Whatever tension, sexual or otherwise, radiating off him in waves earlier, is gone now, leaving behind…whatever the hell this is.
Regret, maybe?
But regret for what? For cutting this thing short? Or for even letting it get as far as it has? Either way, I don’t need to know.
“Look, I—”
“Just save it.” I sigh, pinching the bridge of my nose to keep from flipping a lid on him. “I really don’t wanna hear it.”
He doesn’t listen, though. Of course. Because this is fucking Oakley, and heaven forbid he listens to a damn thing I say.
“It’s better this way. For everyone involved.”
“Nah, Oak. The only person this is better for is you. Because you don’t have to break any of your stupid fucking rules.” The anger’s blazing at full force now, and instead of backing off, I feed the flames. “That’s what it is, right? What it’s all gonna come back to? Your incessant need to control the situation?”
His eyes harden, going from melted chocolate to cold, hard stone.
“Fuck you, Quinton.”
“That was the plan.” I shrug, scoffing. “Then you decided to bitch out.”
The comment lights a fire under his ass too, and soon he’s right in front of me, in my face, and pissed to hell.
“It’s not bitching out; it’s called thinking something through. Weighing consequences.” He seethes, baring his teeth at me. “Something I know you don’t do very well, Mr. Throw Fists First.”

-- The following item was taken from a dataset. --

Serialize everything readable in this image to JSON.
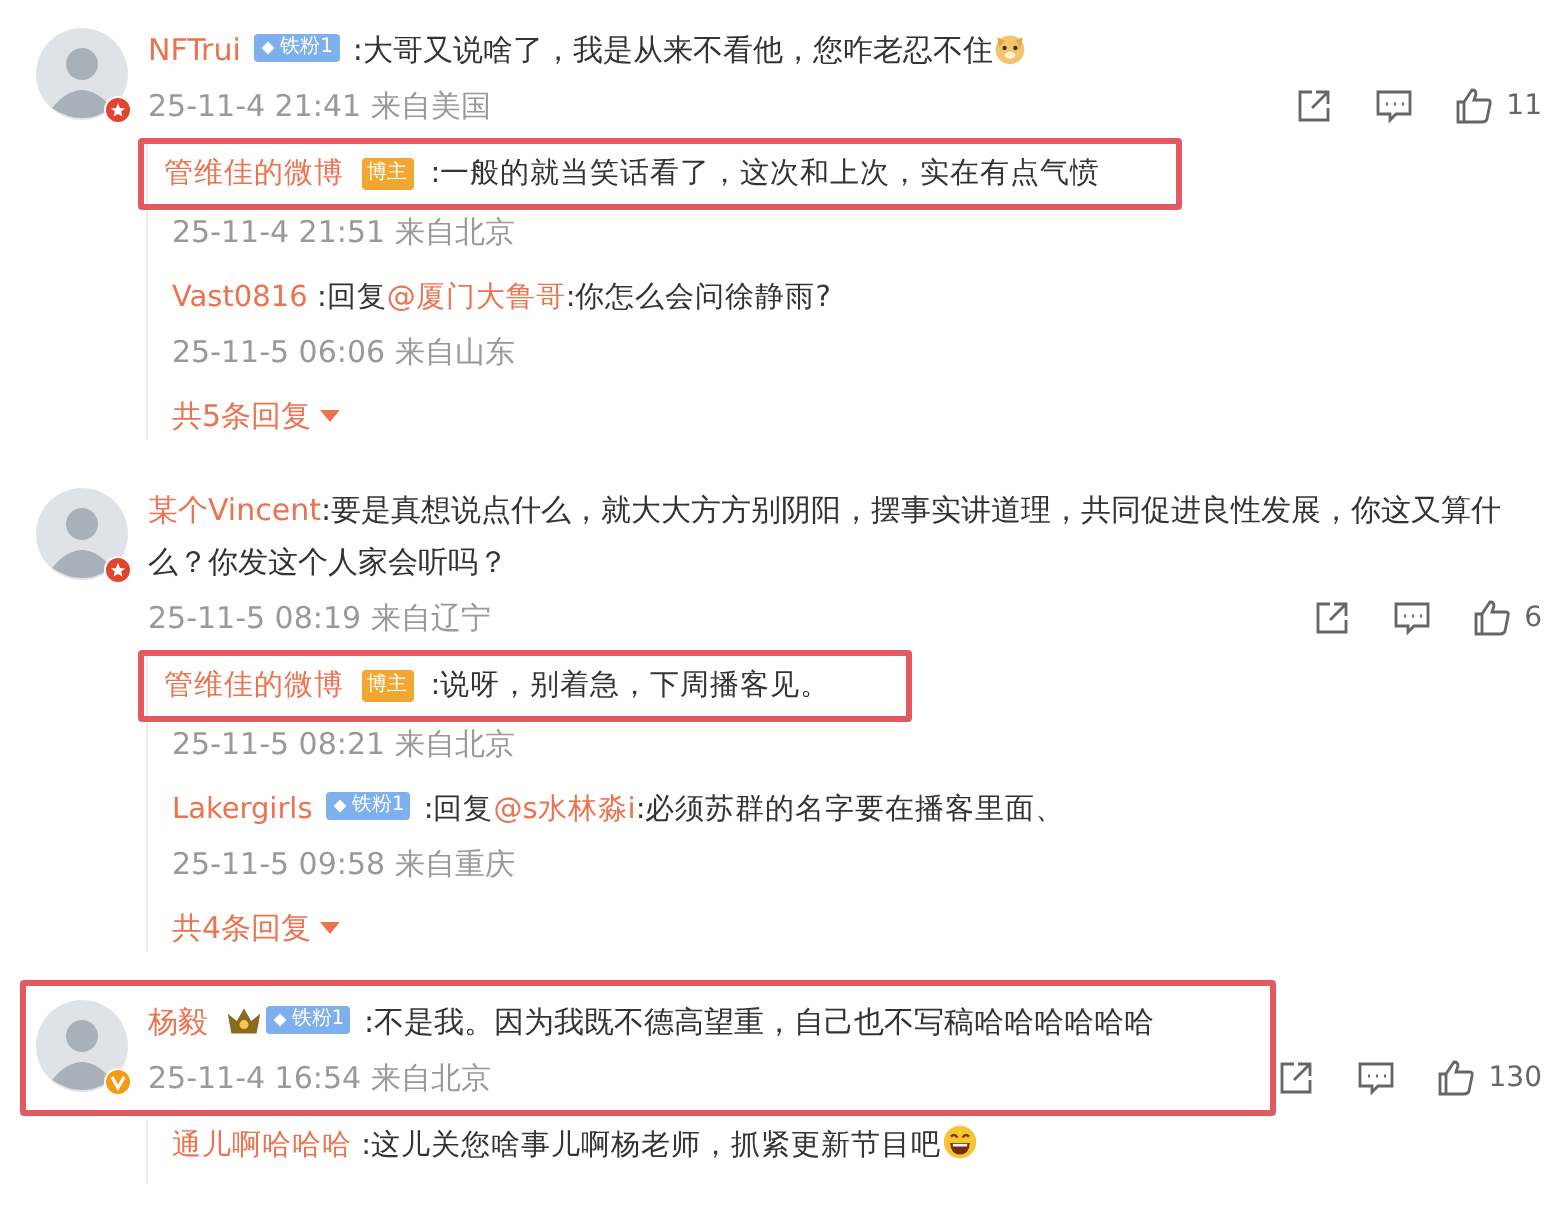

A quick shove against his chest has him stepping back a few paces, giving me some much-needed distance. Because yeah, the nickname he gave me is more than accurate. My short temper has gotten me into shit more times than I can count, and yeah, it’s because I hit first and think later.
But this isn’t some bullshit call on the ice or a dirty hit I’m retaliating against.
It’s so much more than any of that.
And him insinuating this is remotely close is fucking bullshit.
“How can you say I haven’t thought this through?” I shout, tossing my arms out. “You think I just up and decided to go gay for a little bit? See if I like the grass on this side of the pasture instead? Figured it might be fun to bat for the same team for a while? Do you have any idea how ridiculous that sounds?” My fingers rake through my hair haphazardly. “Jesus Christ, I think I’ve thought about what this means more than I thought about what college to go to or what I want to major in, which was a path in life basically decided for me.”